Viktor’s expression doesn’t shift. “What happened after the ambush?”
“A storm moved in. We had to find shelter. We stayed in a cave system overnight. The next morning, we headed back to the convoy but were intercepted by Syndicate snipers. We evaded. Made it to Timber Ridge. You extracted us.”
“And the rest?” His eyes are cold. Assessing.
I meet his gaze. “What do you want me to say?”
“The truth. What happened between you and Commander Allon?”
“We survived together.”
“And?” he presses.
“And nothing.”
“Frost.” His voice drops. “I walked in on you seconds from something that wasn’t ‘nothing.’ You’re not objective about him anymore.”
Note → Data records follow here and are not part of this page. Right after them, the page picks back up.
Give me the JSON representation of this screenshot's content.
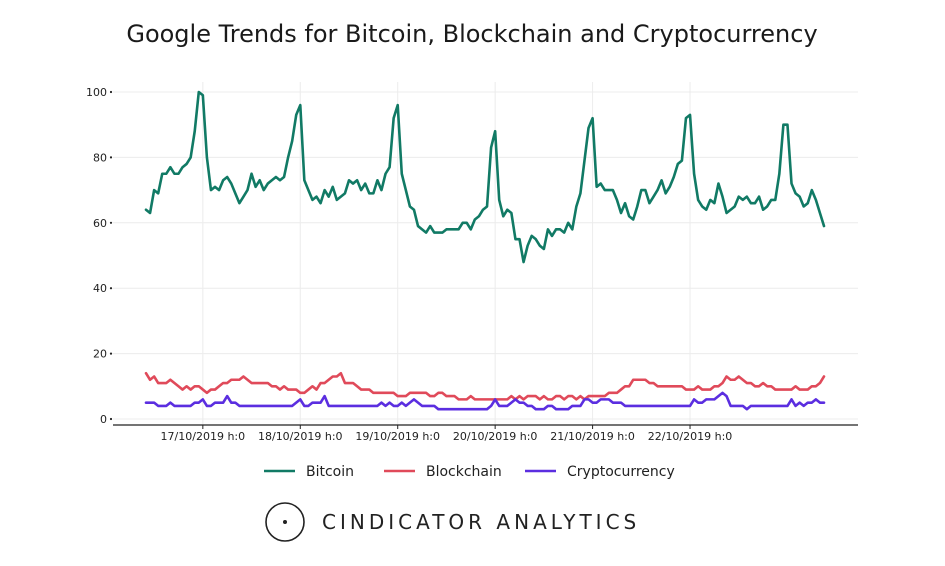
{
  "chart_data": {
    "type": "line",
    "title": "Google Trends for Bitcoin, Blockchain and Cryptocurrency",
    "xlabel": "",
    "ylabel": "",
    "ylim": [
      0,
      100
    ],
    "yticks": [
      0,
      20,
      40,
      60,
      80,
      100
    ],
    "x_tick_labels": [
      "17/10/2019 h:0",
      "18/10/2019 h:0",
      "19/10/2019 h:0",
      "20/10/2019 h:0",
      "21/10/2019 h:0",
      "22/10/2019 h:0"
    ],
    "x_tick_indices": [
      14,
      38,
      62,
      86,
      110,
      134
    ],
    "colors": {
      "Bitcoin": "#117a65",
      "Blockchain": "#e04a5a",
      "Cryptocurrency": "#5b2ee0"
    },
    "legend_position": "bottom-center",
    "grid": true,
    "series": [
      {
        "name": "Bitcoin",
        "values": [
          64,
          63,
          70,
          69,
          75,
          75,
          77,
          75,
          75,
          77,
          78,
          80,
          88,
          100,
          99,
          80,
          70,
          71,
          70,
          73,
          74,
          72,
          69,
          66,
          68,
          70,
          75,
          71,
          73,
          70,
          72,
          73,
          74,
          73,
          74,
          80,
          85,
          93,
          96,
          73,
          70,
          67,
          68,
          66,
          70,
          68,
          71,
          67,
          68,
          69,
          73,
          72,
          73,
          70,
          72,
          69,
          69,
          73,
          70,
          75,
          77,
          92,
          96,
          75,
          70,
          65,
          64,
          59,
          58,
          57,
          59,
          57,
          57,
          57,
          58,
          58,
          58,
          58,
          60,
          60,
          58,
          61,
          62,
          64,
          65,
          83,
          88,
          67,
          62,
          64,
          63,
          55,
          55,
          48,
          53,
          56,
          55,
          53,
          52,
          58,
          56,
          58,
          58,
          57,
          60,
          58,
          65,
          69,
          79,
          89,
          92,
          71,
          72,
          70,
          70,
          70,
          67,
          63,
          66,
          62,
          61,
          65,
          70,
          70,
          66,
          68,
          70,
          73,
          69,
          71,
          74,
          78,
          79,
          92,
          93,
          75,
          67,
          65,
          64,
          67,
          66,
          72,
          68,
          63,
          64,
          65,
          68,
          67,
          68,
          66,
          66,
          68,
          64,
          65,
          67,
          67,
          75,
          90,
          90,
          72,
          69,
          68,
          65,
          66,
          70,
          67,
          63,
          59
        ]
      },
      {
        "name": "Blockchain",
        "values": [
          14,
          12,
          13,
          11,
          11,
          11,
          12,
          11,
          10,
          9,
          10,
          9,
          10,
          10,
          9,
          8,
          9,
          9,
          10,
          11,
          11,
          12,
          12,
          12,
          13,
          12,
          11,
          11,
          11,
          11,
          11,
          10,
          10,
          9,
          10,
          9,
          9,
          9,
          8,
          8,
          9,
          10,
          9,
          11,
          11,
          12,
          13,
          13,
          14,
          11,
          11,
          11,
          10,
          9,
          9,
          9,
          8,
          8,
          8,
          8,
          8,
          8,
          7,
          7,
          7,
          8,
          8,
          8,
          8,
          8,
          7,
          7,
          8,
          8,
          7,
          7,
          7,
          6,
          6,
          6,
          7,
          6,
          6,
          6,
          6,
          6,
          6,
          6,
          6,
          6,
          7,
          6,
          7,
          6,
          7,
          7,
          7,
          6,
          7,
          6,
          6,
          7,
          7,
          6,
          7,
          7,
          6,
          7,
          6,
          7,
          7,
          7,
          7,
          7,
          8,
          8,
          8,
          9,
          10,
          10,
          12,
          12,
          12,
          12,
          11,
          11,
          10,
          10,
          10,
          10,
          10,
          10,
          10,
          9,
          9,
          9,
          10,
          9,
          9,
          9,
          10,
          10,
          11,
          13,
          12,
          12,
          13,
          12,
          11,
          11,
          10,
          10,
          11,
          10,
          10,
          9,
          9,
          9,
          9,
          9,
          10,
          9,
          9,
          9,
          10,
          10,
          11,
          13
        ]
      },
      {
        "name": "Cryptocurrency",
        "values": [
          5,
          5,
          5,
          4,
          4,
          4,
          5,
          4,
          4,
          4,
          4,
          4,
          5,
          5,
          6,
          4,
          4,
          5,
          5,
          5,
          7,
          5,
          5,
          4,
          4,
          4,
          4,
          4,
          4,
          4,
          4,
          4,
          4,
          4,
          4,
          4,
          4,
          5,
          6,
          4,
          4,
          5,
          5,
          5,
          7,
          4,
          4,
          4,
          4,
          4,
          4,
          4,
          4,
          4,
          4,
          4,
          4,
          4,
          5,
          4,
          5,
          4,
          4,
          5,
          4,
          5,
          6,
          5,
          4,
          4,
          4,
          4,
          3,
          3,
          3,
          3,
          3,
          3,
          3,
          3,
          3,
          3,
          3,
          3,
          3,
          4,
          6,
          4,
          4,
          4,
          5,
          6,
          5,
          5,
          4,
          4,
          3,
          3,
          3,
          4,
          4,
          3,
          3,
          3,
          3,
          4,
          4,
          4,
          6,
          6,
          5,
          5,
          6,
          6,
          6,
          5,
          5,
          5,
          4,
          4,
          4,
          4,
          4,
          4,
          4,
          4,
          4,
          4,
          4,
          4,
          4,
          4,
          4,
          4,
          4,
          6,
          5,
          5,
          6,
          6,
          6,
          7,
          8,
          7,
          4,
          4,
          4,
          4,
          3,
          4,
          4,
          4,
          4,
          4,
          4,
          4,
          4,
          4,
          4,
          6,
          4,
          5,
          4,
          5,
          5,
          6,
          5,
          5
        ]
      }
    ]
  },
  "footer": {
    "brand_text": "CINDICATOR ANALYTICS"
  }
}
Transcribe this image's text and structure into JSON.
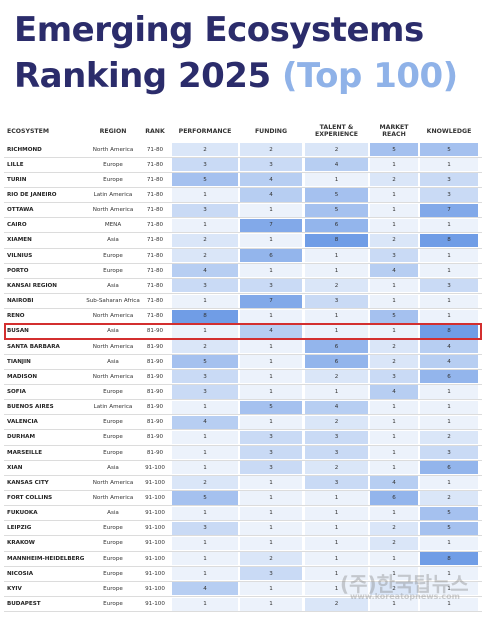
{
  "title_line1": "Emerging Ecosystems",
  "title_line2": "Ranking 2025",
  "title_highlight": "(Top 100)",
  "table": {
    "headers": [
      "ECOSYSTEM",
      "REGION",
      "RANK",
      "PERFORMANCE",
      "FUNDING",
      "TALENT & EXPERIENCE",
      "MARKET REACH",
      "KNOWLEDGE"
    ],
    "rows": [
      {
        "cells": [
          "RICHMOND",
          "North America",
          "71-80",
          2,
          2,
          2,
          5,
          5
        ]
      },
      {
        "cells": [
          "LILLE",
          "Europe",
          "71-80",
          3,
          3,
          4,
          1,
          1
        ]
      },
      {
        "cells": [
          "TURIN",
          "Europe",
          "71-80",
          5,
          4,
          1,
          2,
          3
        ]
      },
      {
        "cells": [
          "RIO DE JANEIRO",
          "Latin America",
          "71-80",
          1,
          4,
          5,
          1,
          3
        ]
      },
      {
        "cells": [
          "OTTAWA",
          "North America",
          "71-80",
          3,
          1,
          5,
          1,
          7
        ]
      },
      {
        "cells": [
          "CAIRO",
          "MENA",
          "71-80",
          1,
          7,
          6,
          1,
          1
        ]
      },
      {
        "cells": [
          "XIAMEN",
          "Asia",
          "71-80",
          2,
          1,
          8,
          2,
          8
        ]
      },
      {
        "cells": [
          "VILNIUS",
          "Europe",
          "71-80",
          2,
          6,
          1,
          3,
          1
        ]
      },
      {
        "cells": [
          "PORTO",
          "Europe",
          "71-80",
          4,
          1,
          1,
          4,
          1
        ]
      },
      {
        "cells": [
          "KANSAI REGION",
          "Asia",
          "71-80",
          3,
          3,
          2,
          1,
          3
        ]
      },
      {
        "cells": [
          "NAIROBI",
          "Sub-Saharan Africa",
          "71-80",
          1,
          7,
          3,
          1,
          1
        ]
      },
      {
        "cells": [
          "RENO",
          "North America",
          "71-80",
          8,
          1,
          1,
          5,
          1
        ]
      },
      {
        "cells": [
          "BUSAN",
          "Asia",
          "81-90",
          1,
          4,
          1,
          1,
          8
        ],
        "highlight": true
      },
      {
        "cells": [
          "SANTA BARBARA",
          "North America",
          "81-90",
          2,
          1,
          6,
          2,
          4
        ]
      },
      {
        "cells": [
          "TIANJIN",
          "Asia",
          "81-90",
          5,
          1,
          6,
          2,
          4
        ]
      },
      {
        "cells": [
          "MADISON",
          "North America",
          "81-90",
          3,
          1,
          2,
          3,
          6
        ]
      },
      {
        "cells": [
          "SOFIA",
          "Europe",
          "81-90",
          3,
          1,
          1,
          4,
          1
        ]
      },
      {
        "cells": [
          "BUENOS AIRES",
          "Latin America",
          "81-90",
          1,
          5,
          4,
          1,
          1
        ]
      },
      {
        "cells": [
          "VALENCIA",
          "Europe",
          "81-90",
          4,
          1,
          2,
          1,
          1
        ]
      },
      {
        "cells": [
          "DURHAM",
          "Europe",
          "81-90",
          1,
          3,
          3,
          1,
          2
        ]
      },
      {
        "cells": [
          "MARSEILLE",
          "Europe",
          "81-90",
          1,
          3,
          3,
          1,
          3
        ]
      },
      {
        "cells": [
          "XIAN",
          "Asia",
          "91-100",
          1,
          3,
          2,
          1,
          6
        ]
      },
      {
        "cells": [
          "KANSAS CITY",
          "North America",
          "91-100",
          2,
          1,
          3,
          4,
          1
        ]
      },
      {
        "cells": [
          "FORT COLLINS",
          "North America",
          "91-100",
          5,
          1,
          1,
          6,
          2
        ]
      },
      {
        "cells": [
          "FUKUOKA",
          "Asia",
          "91-100",
          1,
          1,
          1,
          1,
          5
        ]
      },
      {
        "cells": [
          "LEIPZIG",
          "Europe",
          "91-100",
          3,
          1,
          1,
          2,
          5
        ]
      },
      {
        "cells": [
          "KRAKOW",
          "Europe",
          "91-100",
          1,
          1,
          1,
          2,
          1
        ]
      },
      {
        "cells": [
          "MANNHEIM-HEIDELBERG",
          "Europe",
          "91-100",
          1,
          2,
          1,
          1,
          8
        ]
      },
      {
        "cells": [
          "NICOSIA",
          "Europe",
          "91-100",
          1,
          3,
          1,
          1,
          1
        ]
      },
      {
        "cells": [
          "KYIV",
          "Europe",
          "91-100",
          4,
          1,
          1,
          2,
          1
        ]
      },
      {
        "cells": [
          "BUDAPEST",
          "Europe",
          "91-100",
          1,
          1,
          2,
          1,
          1
        ]
      }
    ]
  },
  "watermark": "(주)한국탑뉴스",
  "watermark_url": "www.koreatopnews.com"
}
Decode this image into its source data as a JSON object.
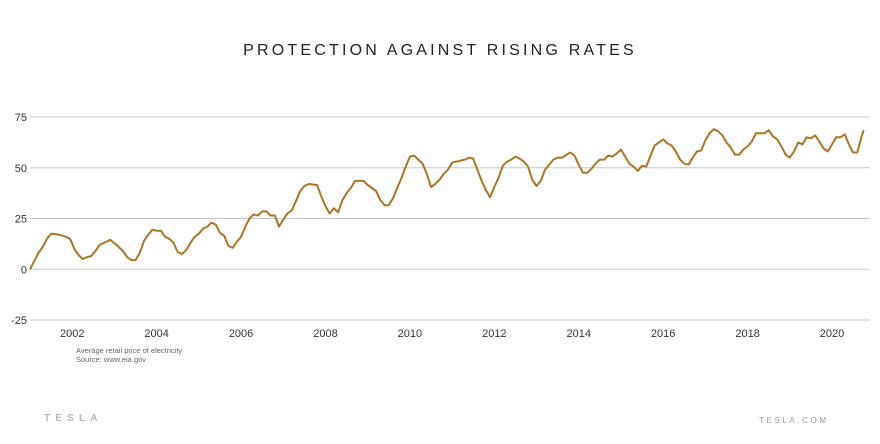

“I can still think clearly. Make rational decisions. I brought him back instead of killing him. That was the right call.”
“You resigned to kill him,” Viktor counters. “You returned with him alive. That’s a complete reversal. And when I arrived, you were—” He stops. Reconsiders. “Your judgment has been affected.”
“My judgment is fine.”
“Is it?” He steps closer. “Because from where I’m standing, you can barely function knowing he’s in a cell below us.”
The accuracy stings. I say nothing.
Viktor’s expression softens slightly. Not much. Just enough that I see something other than the cold interrogator.
He pulls the chair out from my desk. Sits. The shift from standing to seated changes the dynamic—less interrogation, more… conversation.
“I know what Chance meant to you,” he says quietly. “His death became your foundation. Your purpose, your identity, everything. This isn’t judgment, Nadia. It’s concern.”
The shift to gentleness is harder to resist than aggression would be.
“I know it’s complicated,” I say, my voice quieter now. “But the way I see it, the Syndicate wants him dead. That means his intelligence is valuable. More valuable than personal vengeance.”
“That’s sound reasoning,” Viktor acknowledges. “And I agree. But that’s not the only reason you brought him back.”
“Yes it is.”
“No.” His gaze holds mine. “You brought him back because you couldn’t kill him. And you couldn’t kill him because something happened out there. Something you don’t understand and can’t control.”
I want to deny it. Want to argue. But he’s right.
“You’re not the first operative to face this,” Viktor says. “Proximity, survival situations, adrenaline—they create connections that aren’t rational. It happens.”
“That’s not what this is.” Not just that, anyway.